Republicans, Democrats squabble as priority bills languish

Republicans failed to force a vote Wednesday on an extension of Minnesota’s health care reinsurance program in a move that laid bare the differences between both parties on health care issues.

Under reinsurance, the state pays insurance companies to buy down the cost of insuring the highest-cost Minnesotans. State analysts have estimated it has reduced premiums by an average of 20 percent on the individual market since lawmakers approved it in 2017, but Democrats say it’s unsustainable and have proposed replacing it with a new subsidy for some Minnesotans.

Senate Republicans have voted to extend reinsurance for another three years, but the bill has languished in the DFL-controlled House with the parties split on how to address the issue. Wednesday, Republicans attempted a procedural maneuver to get the bill moving, but Democrats blocked it in favor of their own plan.

“Two months, folks. We’ve been here over two months,” said state Rep. Tim O’Driscoll, R-Sartell, referencing the January start of the legislative session. “Just about everyone here had heard on the campaign trail how important insurance is.”

It’s far from the only legislation that’s languishing this year. Gov. Tim Walz’s office launched a website to show the bills the first-year Democratic governor has signed into law; so far, the tracker stands at four bills.

Democrats and Walz have proposed a 20 percent discount in premiums for people who get health insurance through MNSure, the state-run system. They have argued that such a subsidy would eliminate the need to pay a middle man – in other words, the insurance companies under the reinsurance program.

“Lowering health care costs and access to care was certainly very important in my district,” said state Rep. Alice Mann, DFL-Lakeville. “Giving away money with no strings attached to companies that are benefitting off the back of sick people in our communities was not important to them.”

Republicans say that scrapping reinsurance will cause premiums to skyrocket and the Democrats’ proposed subsidy won’t be enough to bring them back down.

“Not everybody on my side of the aisle supported reinsurance or thought that it was going to be a great thing when we passed it. It turned out that it worked – really, really well,” said Republican Minority Leader Kurt Daudt.
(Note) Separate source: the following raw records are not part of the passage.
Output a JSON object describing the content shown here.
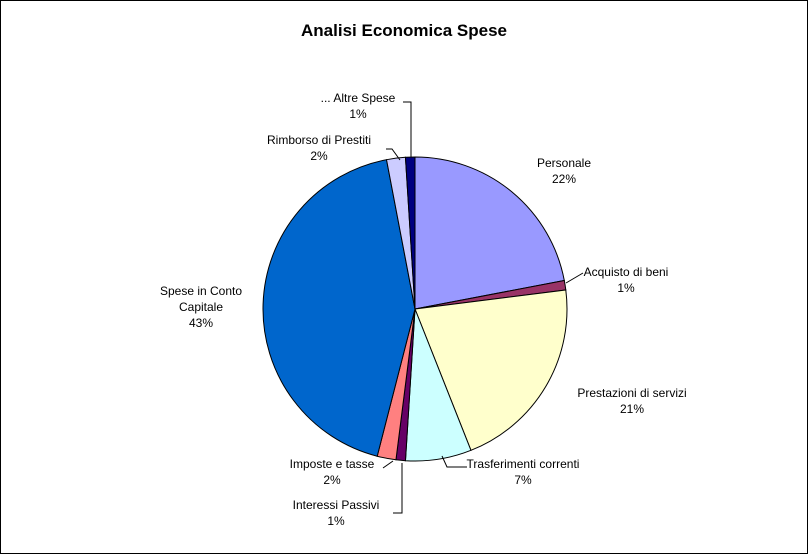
{
  "chart_data": {
    "type": "pie",
    "title": "Analisi Economica Spese",
    "start_angle": "top",
    "direction": "clockwise",
    "slices": [
      {
        "name": "Personale",
        "value": 22,
        "label": "22%",
        "color": "#9999FF"
      },
      {
        "name": "Acquisto di beni",
        "value": 1,
        "label": "1%",
        "color": "#993366"
      },
      {
        "name": "Prestazioni di servizi",
        "value": 21,
        "label": "21%",
        "color": "#FFFFCC"
      },
      {
        "name": "Trasferimenti correnti",
        "value": 7,
        "label": "7%",
        "color": "#CCFFFF"
      },
      {
        "name": "Interessi Passivi",
        "value": 1,
        "label": "1%",
        "color": "#660066"
      },
      {
        "name": "Imposte e tasse",
        "value": 2,
        "label": "2%",
        "color": "#FF8080"
      },
      {
        "name": "Spese in Conto Capitale",
        "value": 43,
        "label": "43%",
        "color": "#0066CC"
      },
      {
        "name": "Rimborso di Prestiti",
        "value": 2,
        "label": "2%",
        "color": "#CCCCFF"
      },
      {
        "name": "... Altre Spese",
        "value": 1,
        "label": "1%",
        "color": "#000080"
      }
    ]
  }
}
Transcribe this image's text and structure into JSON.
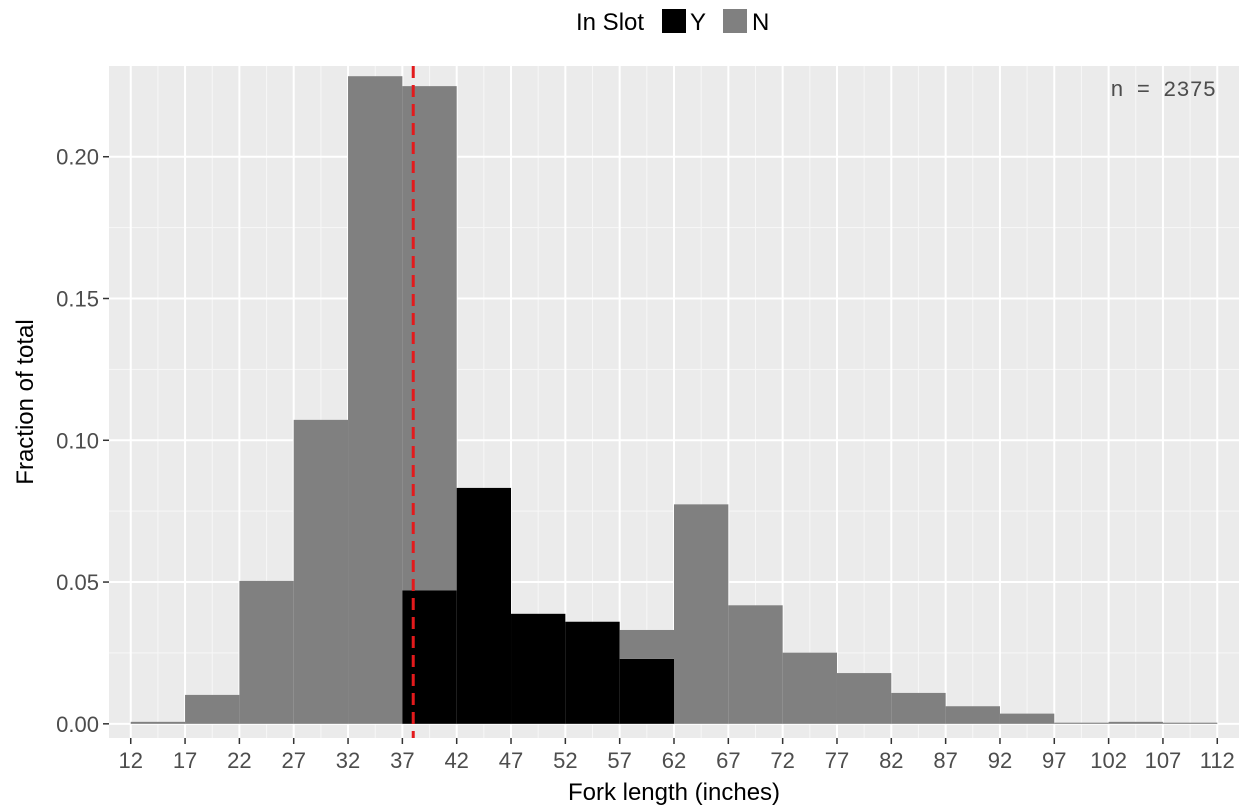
{
  "chart_data": {
    "type": "bar",
    "subtype": "stacked-histogram",
    "xlabel": "Fork length (inches)",
    "ylabel": "Fraction of total",
    "xlim": [
      10,
      114
    ],
    "ylim": [
      -0.005,
      0.232
    ],
    "x_ticks": [
      12,
      17,
      22,
      27,
      32,
      37,
      42,
      47,
      52,
      57,
      62,
      67,
      72,
      77,
      82,
      87,
      92,
      97,
      102,
      107,
      112
    ],
    "y_ticks": [
      0.0,
      0.05,
      0.1,
      0.15,
      0.2
    ],
    "y_tick_labels": [
      "0.00",
      "0.05",
      "0.10",
      "0.15",
      "0.20"
    ],
    "grid": true,
    "legend": {
      "title": "In Slot",
      "placement": "top",
      "entries": [
        {
          "label": "Y",
          "color": "#000000"
        },
        {
          "label": "N",
          "color": "#808080"
        }
      ]
    },
    "annotation": "n = 2375",
    "reference_line": {
      "x": 38,
      "color": "#e31a1c",
      "style": "dashed"
    },
    "bins": [
      {
        "x0": 12,
        "x1": 17,
        "Y": 0.0,
        "N": 0.0007
      },
      {
        "x0": 17,
        "x1": 22,
        "Y": 0.0,
        "N": 0.0102
      },
      {
        "x0": 22,
        "x1": 27,
        "Y": 0.0,
        "N": 0.0504
      },
      {
        "x0": 27,
        "x1": 32,
        "Y": 0.0,
        "N": 0.1072
      },
      {
        "x0": 32,
        "x1": 37,
        "Y": 0.0,
        "N": 0.2284
      },
      {
        "x0": 37,
        "x1": 42,
        "Y": 0.0471,
        "N": 0.1778
      },
      {
        "x0": 42,
        "x1": 47,
        "Y": 0.0832,
        "N": 0.0
      },
      {
        "x0": 47,
        "x1": 52,
        "Y": 0.0388,
        "N": 0.0
      },
      {
        "x0": 52,
        "x1": 57,
        "Y": 0.036,
        "N": 0.0
      },
      {
        "x0": 57,
        "x1": 62,
        "Y": 0.0229,
        "N": 0.0102
      },
      {
        "x0": 62,
        "x1": 67,
        "Y": 0.0,
        "N": 0.0774
      },
      {
        "x0": 67,
        "x1": 72,
        "Y": 0.0,
        "N": 0.0418
      },
      {
        "x0": 72,
        "x1": 77,
        "Y": 0.0,
        "N": 0.0251
      },
      {
        "x0": 77,
        "x1": 82,
        "Y": 0.0,
        "N": 0.0179
      },
      {
        "x0": 82,
        "x1": 87,
        "Y": 0.0,
        "N": 0.0109
      },
      {
        "x0": 87,
        "x1": 92,
        "Y": 0.0,
        "N": 0.0062
      },
      {
        "x0": 92,
        "x1": 97,
        "Y": 0.0,
        "N": 0.0036
      },
      {
        "x0": 97,
        "x1": 102,
        "Y": 0.0,
        "N": 0.0004
      },
      {
        "x0": 102,
        "x1": 107,
        "Y": 0.0,
        "N": 0.0007
      },
      {
        "x0": 107,
        "x1": 112,
        "Y": 0.0,
        "N": 0.0004
      }
    ]
  }
}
The outcome will affect tens of thousands of Minnesotans who rely on reinsurance or MNSure for affordable rates. Voters in 2018 repeatedly said health care was the most important issue facing the state.

In an emotionally charged debate that featured lawmakers accusing each other of questioning members’ motives, Democrats said reinsurance is a stopgap and shouldn’t become permanent.

“Reinsurance is not health care reform. I cannot be more clear about that,” said state Rep. Laurie Halverson, DFL-Eagan. “It is not a plan that is proven and works. Reinsurance was a Band-Aid.”